È logico pensare che il suo primo pensiero vada sicuramente ai genitori, a qualche amico o collega fidato, a qualche assistente sociale, a qualche ecclesiastico di sua conoscenza, che ne so, un prete, un frate, ecc. “Nossignori”, risponde Gesù tra le righe: “se dovesse capitare a voi non contate sulle istituzioni, sui chi ha dei “doveri” nei vostri confronti, anche se stabiliti per legge. Non è certo in base al suo “ruolo” che uno vi verrà in soccorso; perché soltanto chi ha un cuore pieno d’amore può vedervi come “prossimo”, correndo da voi. Nella vita non aspettatevi mai l’aiuto da dove “non può” venire: non contate sulla funzione, sulla carica, sulle prescrizioni legali: contate solo sul cuore delle persone”. 
Questo in pratica ci dice oggi Gesù: “State attenti, perché il ruolo che rappresentate può soffocare il vostro cuore, può stroncare la vita dell’anima”. Se non stiamo attenti, il ruolo ci distacca da noi stessi, dalla nostra sensibilità, da ciò che abbiamo dentro; non ci ascoltiamo più; coerenti col “ruolo”, continuiamo a dare risposte senza senso, vaghe, preconfezionate. Non siamo più noi che sentiamo e decidiamo, ma è il nostro ruolo che sente e agisce per noi in maniera automatica. 
Evitiamo allora di pensare sempre, in qualunque situazione, da genitori, da insegnanti, da preti, da carabinieri, da avvocati: perché prima o poi il nostro ruolo fagociterà la nostra personalità, ci renderà insensibili, intransigenti, duri, intolleranti. Ascoltiamo prima di tutto il nostro cuore! Ascoltiamo cosa ci suggerisce di volta in volta lo Spirito che è in noi. Agiamo liberamente, al di fuori degli schemi costrittivi imposti dai vari ruoli della vita. 
Imitiamo l’unico personaggio che, nella parabola, dimostra la sua indipendenza da qualunque schema mentale: l’unico uomo che è libero, autonomo, non schiavizzato dal suo ruolo: il samaritano. 
Egli non ha maschere o funzioni da difendere; in lui la “vita” circola libera e vibrante.
I due che l’hanno preceduto (sacerdote e levita) vedono entrambi l’uomo ferito, ma continuano per la loro strada. Non così il samaritano: il vangelo sottolinea in lui un particolare, che volutamente ignora per gli altri due: “ne ebbe compassione”. È l’unico che si è lasciato guidare dal cuore. Il suo è un sentimento esclusivo: il verbo greco “splanchnizomai” (avere compassione) chiama in causa le viscere, l’utero materno; un’emozione fortissima che tocca, che colpisce, che fa male, che fa vibrare, che scuote: un’emozione pari a quella che prova una madre nello stringere tra le braccia il suo figlioletto appena partorito.

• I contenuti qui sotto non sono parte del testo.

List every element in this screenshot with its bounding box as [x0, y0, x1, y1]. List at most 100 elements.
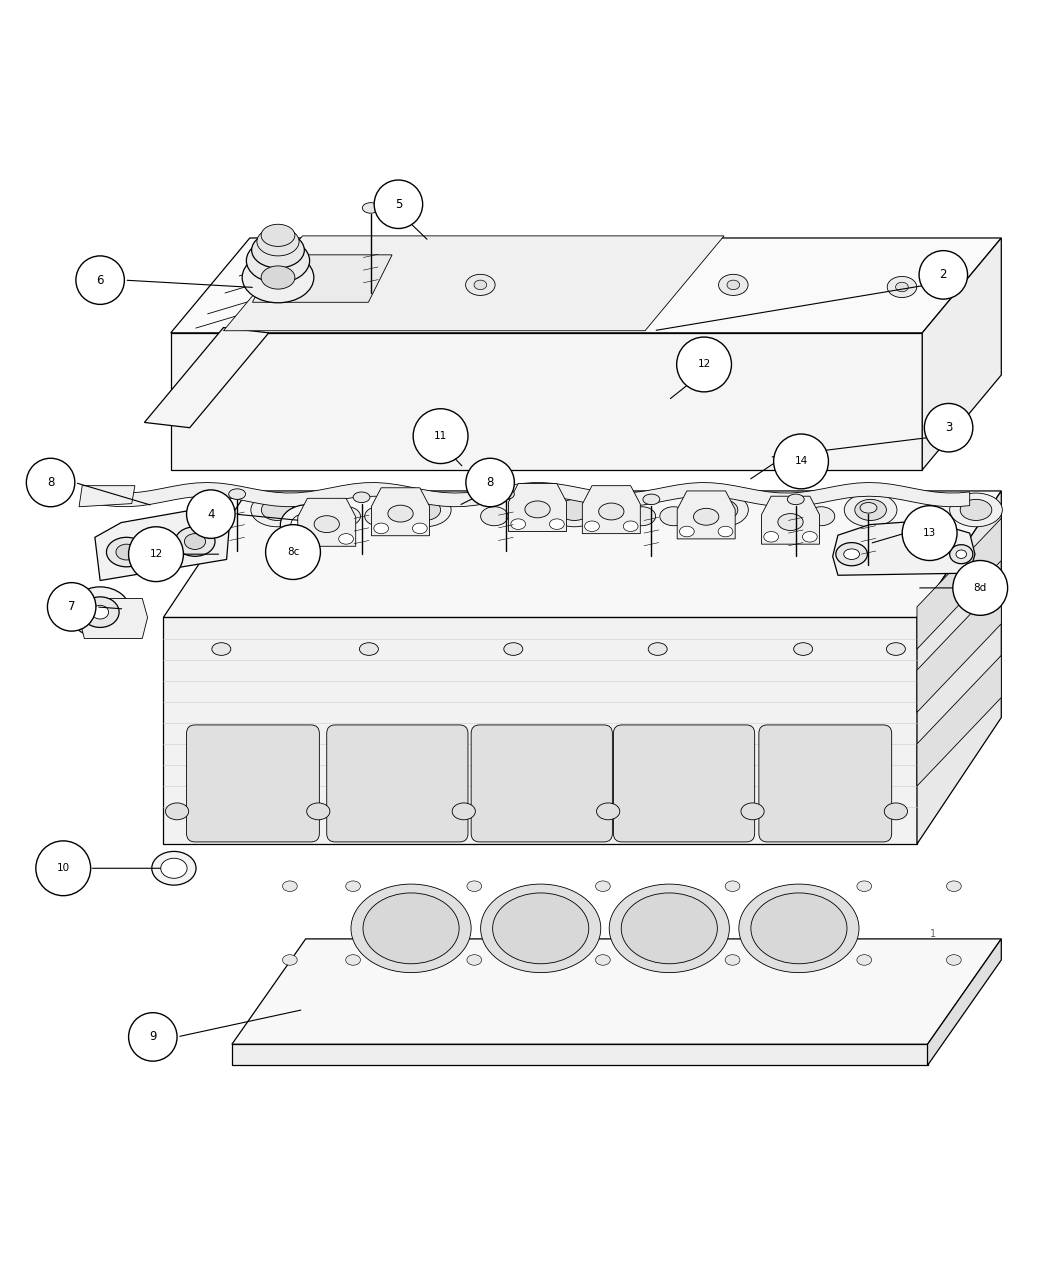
Ellipse shape [512, 507, 540, 526]
FancyBboxPatch shape [327, 725, 468, 842]
Ellipse shape [725, 955, 740, 965]
Ellipse shape [807, 507, 835, 526]
Ellipse shape [956, 550, 967, 558]
Ellipse shape [81, 596, 119, 627]
Ellipse shape [778, 513, 803, 530]
Ellipse shape [609, 884, 729, 973]
Ellipse shape [643, 494, 660, 504]
Ellipse shape [363, 203, 379, 213]
Ellipse shape [260, 271, 290, 291]
Ellipse shape [467, 881, 482, 891]
Ellipse shape [844, 549, 860, 559]
Circle shape [919, 250, 968, 299]
Ellipse shape [559, 499, 590, 521]
Text: 6: 6 [96, 273, 104, 286]
Circle shape [924, 404, 973, 452]
Ellipse shape [648, 642, 667, 655]
Ellipse shape [398, 493, 451, 527]
Ellipse shape [706, 499, 738, 521]
Ellipse shape [359, 642, 378, 655]
Ellipse shape [596, 881, 610, 891]
Polygon shape [95, 507, 230, 581]
Ellipse shape [261, 225, 295, 246]
Polygon shape [79, 599, 148, 638]
Ellipse shape [599, 503, 624, 520]
Ellipse shape [623, 521, 638, 531]
Ellipse shape [787, 494, 804, 504]
Text: 13: 13 [923, 529, 936, 538]
Ellipse shape [960, 499, 992, 521]
Polygon shape [223, 236, 724, 331]
Ellipse shape [920, 266, 950, 286]
Ellipse shape [363, 893, 460, 964]
Ellipse shape [70, 587, 131, 637]
Circle shape [774, 434, 828, 489]
Ellipse shape [351, 884, 471, 973]
Polygon shape [922, 238, 1001, 470]
Text: 3: 3 [945, 421, 952, 434]
Ellipse shape [307, 803, 330, 820]
Ellipse shape [764, 531, 779, 541]
Polygon shape [678, 490, 736, 539]
Text: 8d: 8d [974, 582, 987, 593]
Ellipse shape [596, 955, 610, 965]
Polygon shape [761, 497, 820, 544]
Circle shape [466, 458, 514, 507]
Text: 4: 4 [207, 508, 215, 521]
Ellipse shape [251, 493, 304, 527]
Polygon shape [371, 488, 430, 536]
Ellipse shape [261, 266, 295, 289]
Polygon shape [928, 939, 1001, 1065]
Ellipse shape [338, 534, 353, 544]
Ellipse shape [388, 506, 413, 522]
Ellipse shape [621, 893, 718, 964]
Ellipse shape [474, 280, 487, 290]
Polygon shape [509, 484, 567, 531]
Text: 2: 2 [939, 268, 948, 281]
Text: 7: 7 [67, 600, 76, 613]
Ellipse shape [409, 499, 441, 521]
Text: 12: 12 [150, 549, 162, 559]
Ellipse shape [481, 884, 601, 973]
Ellipse shape [549, 518, 564, 530]
Polygon shape [917, 581, 1001, 713]
Circle shape [187, 490, 235, 539]
FancyBboxPatch shape [187, 725, 319, 842]
Ellipse shape [719, 275, 748, 295]
Polygon shape [298, 498, 356, 547]
Ellipse shape [492, 893, 589, 964]
Polygon shape [144, 328, 269, 428]
Ellipse shape [776, 507, 803, 526]
Ellipse shape [346, 881, 360, 891]
Ellipse shape [184, 534, 206, 549]
Text: 8: 8 [47, 476, 54, 489]
Ellipse shape [727, 280, 740, 290]
Ellipse shape [106, 538, 147, 567]
Polygon shape [917, 490, 1001, 844]
Circle shape [76, 255, 124, 304]
Polygon shape [833, 521, 975, 575]
Ellipse shape [946, 881, 961, 891]
Ellipse shape [282, 881, 297, 891]
Ellipse shape [291, 513, 325, 536]
Ellipse shape [165, 803, 189, 820]
Polygon shape [79, 485, 135, 507]
Text: 1: 1 [930, 928, 936, 939]
Circle shape [902, 506, 957, 561]
Ellipse shape [739, 884, 859, 973]
Ellipse shape [750, 893, 847, 964]
Ellipse shape [229, 489, 246, 499]
Ellipse shape [374, 524, 389, 534]
Circle shape [953, 561, 1008, 616]
Ellipse shape [152, 852, 196, 885]
Circle shape [36, 840, 91, 895]
Ellipse shape [365, 507, 392, 526]
Circle shape [266, 525, 320, 580]
Polygon shape [917, 518, 1001, 649]
Text: 8c: 8c [287, 547, 299, 557]
Ellipse shape [802, 531, 817, 541]
Text: 12: 12 [698, 359, 710, 369]
Circle shape [374, 180, 423, 229]
Ellipse shape [597, 803, 620, 820]
Polygon shape [163, 617, 917, 844]
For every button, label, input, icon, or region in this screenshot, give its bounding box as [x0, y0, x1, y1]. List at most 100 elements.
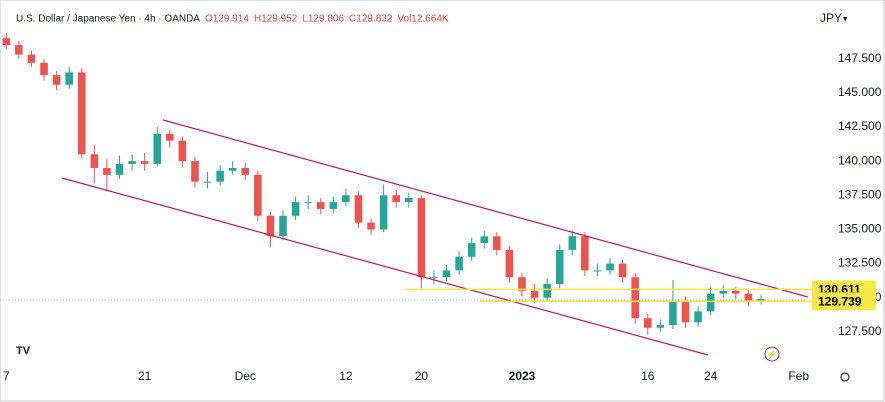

Come poteva quest’uomo tirare dritto? Come poteva questo samaritano far finta di nulla? Il suo cuore urlava, era vivo, batteva a mille: i cuori del sacerdote e del levita, invece, erano morti, atrofizzati, impassibili, soffocati dal ruolo, paralizzati dalle regole del “lecito” o “non lecito”.
Noi tutti, del resto, possiamo incorrere nella nostra vita in due tipi di morte: quella fisica e quella spirituale: con la morte fisica, quella che segna la fine della nostra esistenza, moriamo dentro e fuori; con la morte spirituale, invece, viviamo sì all’esterno, ma siamo morti nell’anima. Non dimentichiamoci mai, allora, di “sentire” il nostro cuore, di assicurarci che batta sempre per amore; siamo sempre vigili nell’ascolto dello Spirito, per non correre il rischio di vivere come degli zombie, dei morti che camminano. Amen.